Robótica: Como as plataformas das fazendas verticais podem ser montadas de acordo com a vontade do produtor (geralmente na forma de canteiros retangulares), o processo de utilização de robôs para tarefas como execução de tratos culturais ou a colheita de produtos é factível. 

 

Os prós e contras da nova agricultura 

Prós 

Segundo informações divulgadas no GreenTech Summit de 2016, a agricultura vertical (termo mais genérico para as fazendas verticais) pode produzir entre 10 a 20 vezes mais em relação ao tamanho da superfície que a agricultura tradicional exige. Além disso, o potencial de recolhimento (produção) do cultivo da agricultura vertical é de 90%, enquanto na tradicional é de apenas 50% (visto que existe maior chance de perdas em transporte e colheita inadequada)Assim, a aplicação da agricultura vertical é uma boa ideia, pois fazendas verticais podem ser construídas em vários ambientes (preferencialmente dentro ou muito próxima das cidades), uma vez que os cultivos são produzidos em massa dentro de ambientes seguros, fechados e amplamente controlados.  

Contras 

Por outro lado, há quem afirme que o sistema de fazendas verticais pode ser um desperdício de recursos. Isso porque as fazendas deveriam gerar um lucro consideravelmente maior em relação ao cultivo tradicional para serem classificadas como rentáveis e, portanto, justificar sua existência. No cultivo tradicional, grandes áreas horizontais são utilizadas em locais mais afastados. A estrutura e custo de produção das fazendas verticais é muito maior e esta relação de gastos/receitas precisa ser muito bem avaliada antes da implementação de fazendas verticais.  

A fonte de energia utilizada nestas fazendas também impacta a sua viabilidade. Países em que a principal fonte de energia é proveniente de combustíveis fósseis podem gerar uma grande quantidade de gases que afetem ainda mais o efeito estufa, diminuindo os eventuais benefícios que a tecnologia traria. A utilização de água tratada nas cidades também pode afetar a efetividade destas fazendas urbanas. 

Mas, afinal, fazendas verticais valem a pena?  

A primeira fazenda vertical urbana comercial da América Latina foi lançada em São Paulo, com planos ambiciosos.
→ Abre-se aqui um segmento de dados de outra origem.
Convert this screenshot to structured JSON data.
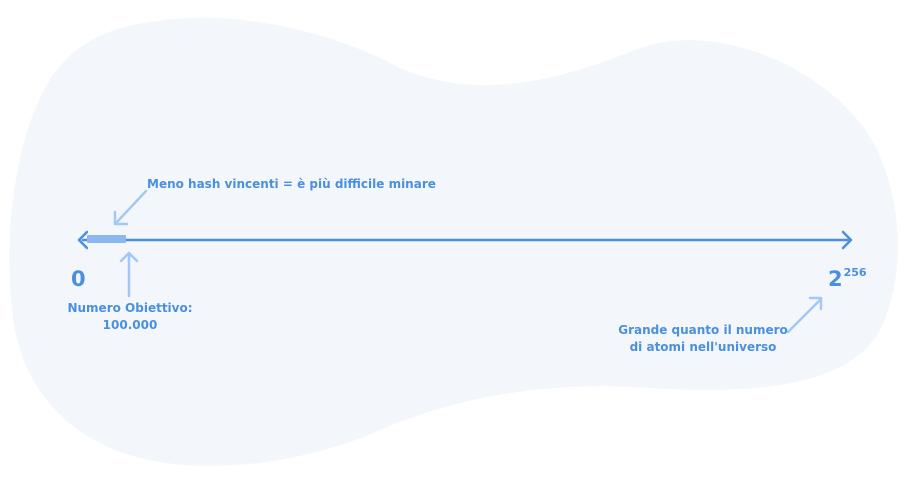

Trata-se da Pink Farms e é um dos casos a serem acompanhados e estudados nos próximos anos. 

As fazendas verticais ajudam a proteger culturas agrícolas das alterações do clima, cada vez mais influentes com as grandes alterações climáticas, devido ao aquecimento global. Certo que outros fatores podem influenciar negativamente o projeto de fazendas verticais, tais como possíveis impactos nas cidades e, mesmo, algum incômodo que possa causar a plantação em áreas urbanas — tal como poluição sonora em diferentes horários ou mesmo problemas decorrentes da utilização de água do sistema de tratamento das cidades. 

Outro ponto a ser questionado em relação às fazendas verticais refere-se à sua viabilidade econômica. A produtividade nestes ambientes precisa ser muito superior aos ambientes tradicionais, uma vez que o gasto exigido na montagem da estrutura é extremamente alto.  

Uma coisa é certaas fazendas verticais são os grandes laboratórios para a utilização das mais modernas tecnologias digitais existentes até o momento. Ou seja, o mundo high-tech tem muitas ferramentas para ajudar na evolução e desenvolvimento das lavouras verticais, dada grande quantidade de tecnologias que podem ser utilizadas para alavancar este tipo de produção.